On peut retenir que Porsche veut rester la référence.
"Nous sommes synonymes de voitures de sport d'une qualité irréprochable, que l'on a envie de conduire soi-même, qui procurent du plaisir et qui sont synonymes de performance et de passion. Et tout cela, quel que soit le type de motorisation", a lancé Michael Leiters, le patron de la marque.
Ce dernier connaît bien le secteur de la voiture de sport pour être passé par Ferrari et McLaren avant de revenir chez Porsche. Et la stratégie va être d'écouter les souhaits des clients, pas seulement ceux des régulateurs.
Le choix en fonction des marchés
Concrètement, cela veut dire que la filiale de Volkswagen va équilibrer son offre entre le moteur thermique à hautes performances, l'hybridation et l'électrique.
Dans ce dernier domaine, Porsche a été un pionnier avec la Taycan (une voiture que j'adore), la première sportive avec une batterie de 800 volts, mais le marché n'a pas été à la hauteur des espérances. La gamme comprend également le Macan et la nouvelle Cayenne, dont des éléments sont inspirées par la Formule E (un championnat dans lequel le constructeur est engagé). Il n'est pas question pour Porsche de s'aligner dans une guerre de prix face aux chinois, ni de multiplier les lancements.
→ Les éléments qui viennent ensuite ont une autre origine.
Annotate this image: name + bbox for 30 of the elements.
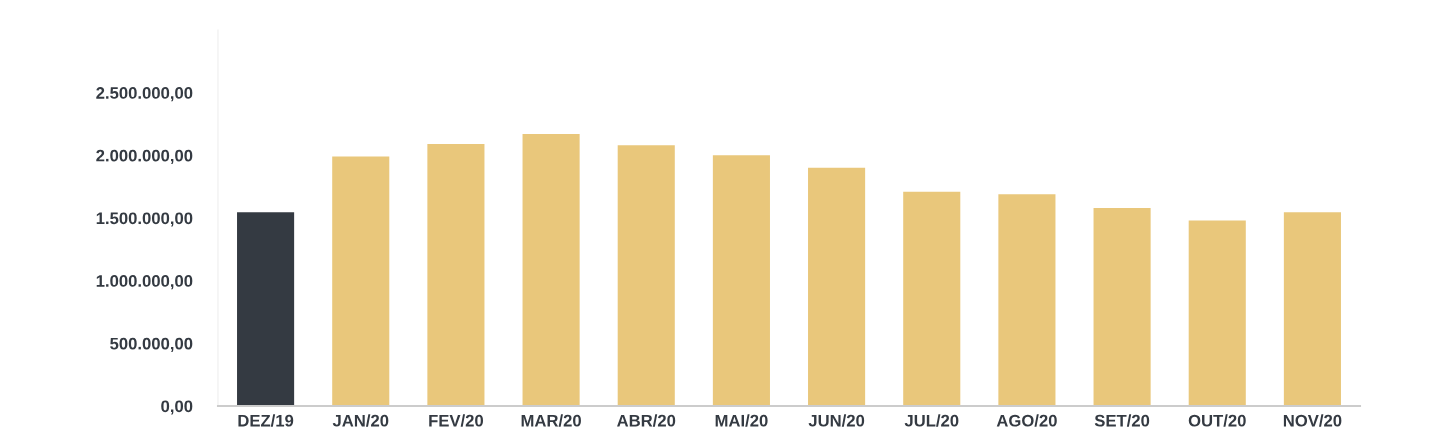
y-tick-label: 2.500.000,00: [96, 87, 193, 102]
bar: [903, 191, 961, 406]
x-tick-label: DEZ/19: [238, 414, 294, 427]
bar: [1283, 212, 1341, 406]
x-tick-label: ABR/20: [617, 414, 676, 427]
bar: [617, 145, 675, 406]
x-tick-label: MAR/20: [521, 414, 581, 427]
y-tick-label: 500.000,00: [110, 337, 193, 352]
x-tick-label: JUN/20: [808, 414, 865, 427]
x-tick-label: JAN/20: [332, 414, 389, 427]
bar: [1188, 220, 1246, 406]
bar: [998, 194, 1056, 406]
x-tick-label: NOV/20: [1283, 414, 1342, 427]
bar: [237, 212, 295, 406]
bar: [712, 155, 770, 406]
bar: [332, 156, 390, 406]
x-tick-label: FEV/20: [429, 414, 484, 427]
x-tick-label: SET/20: [1094, 414, 1150, 427]
bar: [522, 134, 580, 406]
x-tick-label: AGO/20: [996, 414, 1057, 427]
y-tick-label: 0,00: [161, 400, 193, 415]
x-tick-label: MAI/20: [715, 414, 768, 427]
x-tick-label: OUT/20: [1188, 414, 1246, 427]
y-tick-label: 1.000.000,00: [96, 275, 193, 290]
y-tick-label: 1.500.000,00: [96, 212, 193, 227]
bar: [427, 144, 485, 406]
bar: [808, 167, 866, 406]
y-tick-label: 2.000.000,00: [96, 149, 193, 164]
bar: [1093, 207, 1151, 406]
x-tick-label: JUL/20: [904, 414, 959, 427]
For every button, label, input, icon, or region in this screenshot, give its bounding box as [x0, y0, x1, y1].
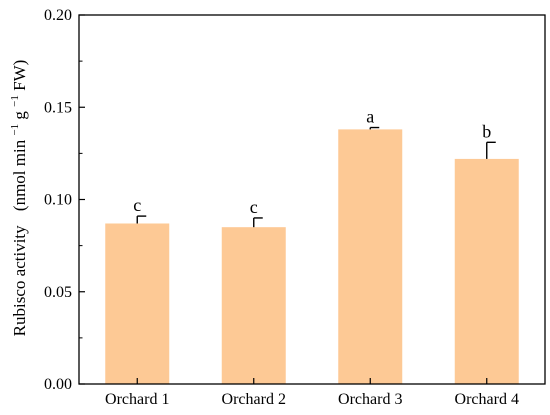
error-bars-group [136, 126, 496, 228]
y-axis: 0.00 0.05 0.10 0.15 0.20 [44, 7, 85, 393]
significance-labels-group: c c a b [133, 107, 491, 217]
bar-2 [221, 227, 286, 384]
significance-label-2: c [250, 197, 258, 217]
y-axis-label: Rubisco activity (nmol min −1 g −1 FW) [3, 60, 29, 337]
y-axis-label-exp2: −1 [9, 95, 21, 107]
bar-3 [338, 129, 403, 384]
x-axis: Orchard 1 Orchard 2 Orchard 3 Orchard 4 [105, 378, 519, 408]
y-tick-label-0: 0.00 [44, 376, 72, 393]
bars-group [105, 129, 519, 384]
x-tick-label-2: Orchard 2 [222, 391, 286, 408]
significance-label-3: a [366, 107, 374, 127]
x-tick-label-1: Orchard 1 [105, 391, 169, 408]
y-axis-label-mid: g [10, 111, 29, 120]
y-axis-label-unit: (nmol min [10, 139, 29, 211]
bar-4 [454, 158, 519, 384]
y-tick-label-4: 0.20 [44, 7, 72, 24]
bar-1 [105, 223, 170, 384]
y-axis-label-end: FW) [10, 60, 29, 91]
x-tick-label-3: Orchard 3 [338, 391, 402, 408]
y-tick-label-1: 0.05 [44, 284, 72, 301]
significance-label-1: c [133, 195, 141, 215]
y-axis-label-exp1: −1 [9, 124, 21, 136]
y-axis-label-main: Rubisco activity [10, 225, 29, 336]
y-tick-label-3: 0.15 [44, 99, 72, 116]
significance-label-4: b [482, 121, 491, 141]
x-tick-label-4: Orchard 4 [455, 391, 519, 408]
y-tick-label-2: 0.10 [44, 192, 72, 209]
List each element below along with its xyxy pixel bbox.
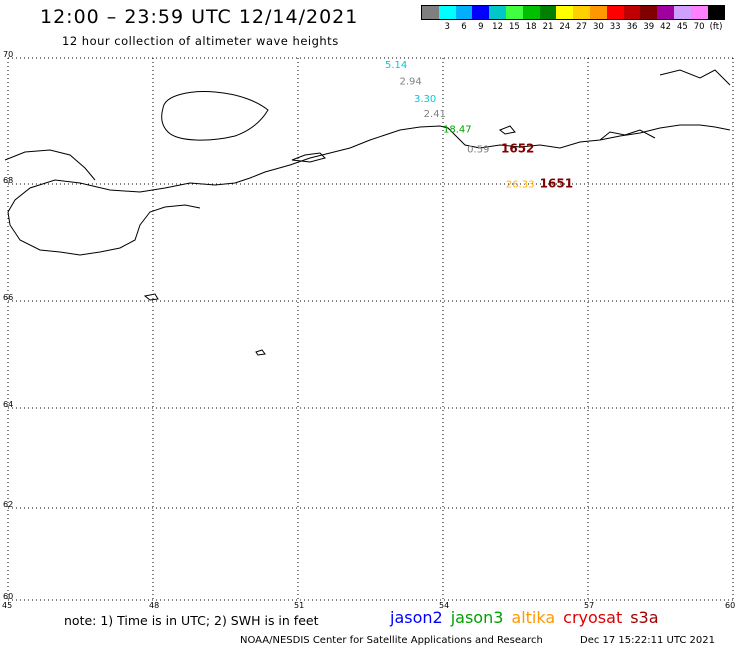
legend-swatch <box>472 6 490 19</box>
map-title: 12:00 – 23:59 UTC 12/14/2021 <box>40 6 359 28</box>
coast-north-west <box>4 149 96 181</box>
latitude-label: 62 <box>3 500 13 509</box>
legend-label: 33 <box>609 22 621 32</box>
footer-note: note: 1) Time is in UTC; 2) SWH is in fe… <box>64 613 319 628</box>
legend-swatch <box>455 6 473 19</box>
longitude-label: 60 <box>725 601 735 610</box>
wave-height-observation: 5.14 <box>385 60 407 71</box>
legend-label: 12 <box>492 22 504 32</box>
latitude-label: 68 <box>3 176 13 185</box>
satellite-name: s3a <box>630 608 659 627</box>
legend-label: 36 <box>626 22 638 32</box>
coastline <box>4 69 731 356</box>
legend-swatch <box>489 6 506 19</box>
island-small-2 <box>143 293 159 301</box>
coast-mainland <box>7 124 731 213</box>
satellite-name: jason3 <box>450 608 504 627</box>
wave-height-observation: 1652 <box>501 142 534 156</box>
wave-height-observation: 18.47 <box>443 124 472 135</box>
legend-swatch <box>556 6 574 19</box>
satellite-name: cryosat <box>563 608 623 627</box>
legend-swatch <box>657 6 674 19</box>
legend-label: 24 <box>559 22 571 32</box>
legend-label: 45 <box>676 22 688 32</box>
island-small-1 <box>291 152 326 163</box>
legend-swatch <box>673 6 691 19</box>
coast-east-bays <box>599 129 656 141</box>
legend-label: 18 <box>525 22 537 32</box>
legend-label: 30 <box>592 22 604 32</box>
legend-swatch <box>589 6 607 19</box>
kolguev-island <box>161 91 269 141</box>
legend-label: 3 <box>444 22 450 32</box>
wave-height-observation: 3.30 <box>414 94 436 105</box>
legend-swatch <box>573 6 590 19</box>
legend-label: 9 <box>478 22 484 32</box>
wave-height-observation: 2.41 <box>424 109 446 120</box>
longitude-label: 51 <box>294 601 304 610</box>
longitude-label: 45 <box>2 601 12 610</box>
satellite-list: jason2 jason3 altika cryosat s3a <box>390 608 667 627</box>
legend-label: 42 <box>660 22 672 32</box>
wave-height-observation: 1651 <box>540 177 573 191</box>
legend-label: 70 <box>693 22 705 32</box>
legend-swatch <box>690 6 708 19</box>
coast-northeast <box>659 69 731 86</box>
legend-label: 15 <box>508 22 520 32</box>
legend-label: 27 <box>576 22 588 32</box>
island-small-4 <box>499 125 516 135</box>
longitude-label: 48 <box>149 601 159 610</box>
legend-swatch <box>522 6 540 19</box>
legend-label: 21 <box>542 22 554 32</box>
latitude-label: 60 <box>3 592 13 601</box>
legend-label: 6 <box>461 22 467 32</box>
wave-height-observation: 26.33 <box>506 180 535 191</box>
legend-swatch <box>606 6 624 19</box>
satellite-name: jason2 <box>390 608 443 627</box>
graticule <box>7 57 734 601</box>
legend-swatch <box>623 6 641 19</box>
latitude-label: 70 <box>3 50 13 59</box>
longitude-label: 54 <box>439 601 449 610</box>
legend-swatches <box>421 5 726 20</box>
legend-swatch <box>505 6 523 19</box>
legend-swatch <box>707 6 725 19</box>
legend-swatch <box>539 6 557 19</box>
coast-west-bay <box>7 204 201 256</box>
legend-label: (ft) <box>709 22 723 32</box>
legend-swatch <box>640 6 658 19</box>
legend-label: 39 <box>643 22 655 32</box>
map-subtitle: 12 hour collection of altimeter wave hei… <box>62 34 339 48</box>
wave-height-observation: 0.59 <box>467 145 489 156</box>
wave-height-legend: 3 6 9 12 15 18 21 24 27 30 33 36 39 42 45 70 (ft) <box>421 5 726 34</box>
legend-swatch <box>438 6 456 19</box>
longitude-label: 57 <box>584 601 594 610</box>
latitude-label: 64 <box>3 400 13 409</box>
legend-labels: 3 6 9 12 15 18 21 24 27 30 33 36 39 42 45 70 (ft) <box>421 20 725 34</box>
legend-swatch <box>422 6 439 19</box>
satellite-name: altika <box>511 608 556 627</box>
timestamp-text: Dec 17 15:22:11 UTC 2021 <box>580 635 715 646</box>
island-small-3 <box>255 349 266 356</box>
wave-height-observation: 2.94 <box>400 76 422 87</box>
credit-text: NOAA/NESDIS Center for Satellite Applica… <box>240 635 543 646</box>
latitude-label: 66 <box>3 293 13 302</box>
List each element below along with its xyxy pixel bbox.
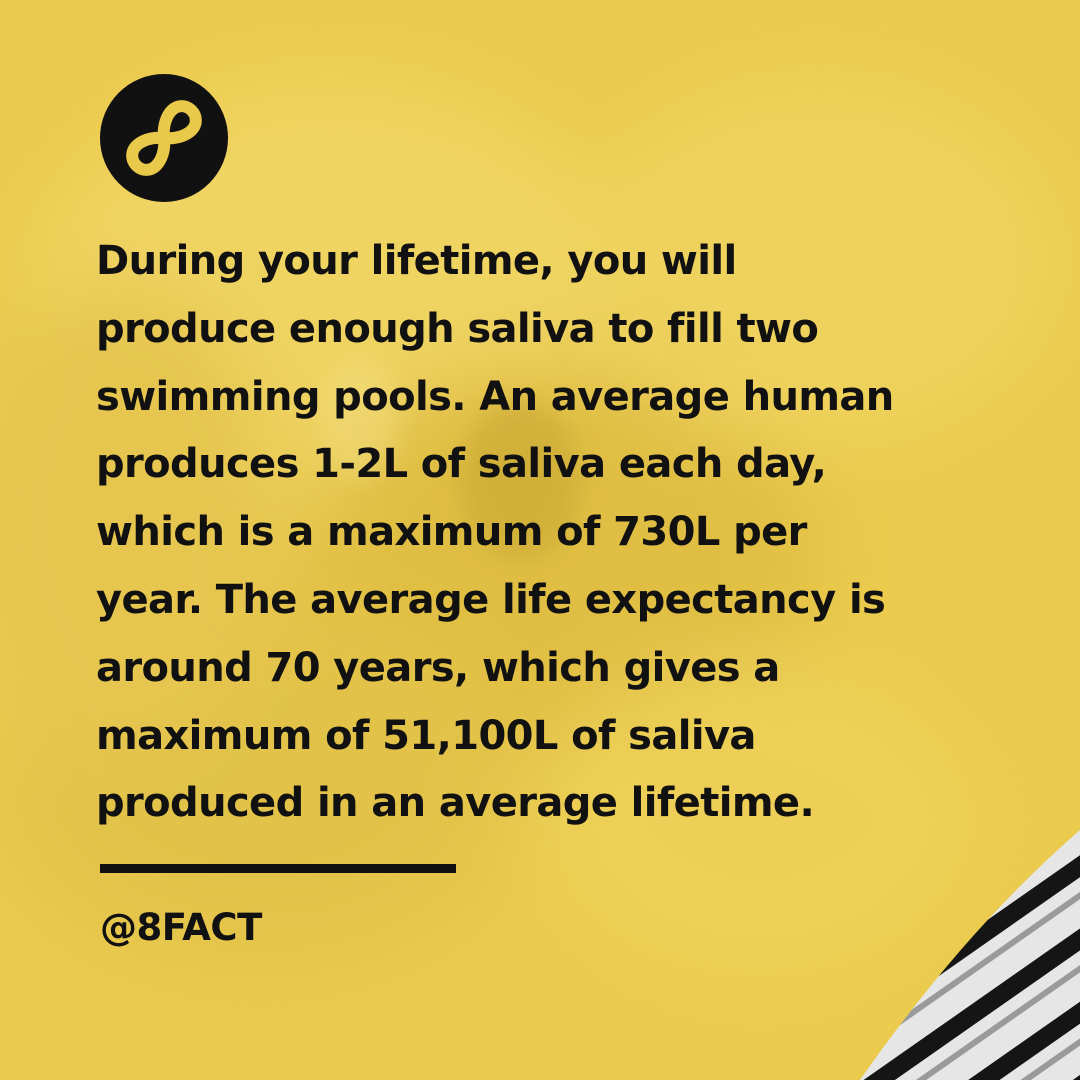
divider-line <box>100 864 456 873</box>
fact-text: During your lifetime, you will produce e… <box>96 238 894 827</box>
account-handle: @8FACT <box>100 906 262 949</box>
infinity-eight-logo-icon <box>100 74 228 202</box>
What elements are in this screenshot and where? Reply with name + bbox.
Le parti pris est celui d'ajuster le plan produit dans l'électrique, en fonction de la demande et des marchés, et d'étendre la durée de vie des moteurs à combustion. Par exemple, c'est grâce à la technologie hybride (T-Hybrid avec deux turbos électriques) que l'iconique 911 développe une puissance de 523 kW (711 ch).
La volonté est à la fois de simplifier la gamme, avec moins de variantes, mais aussi de l'élargir avec des produits offrant plus de marge. Autrement dit, il s'agit de monter en gamme et de proposer des produits encore plus exclusifs. La marque veut devenir plus agile et continuer à proposer des voitures qui suscitent l'émotion.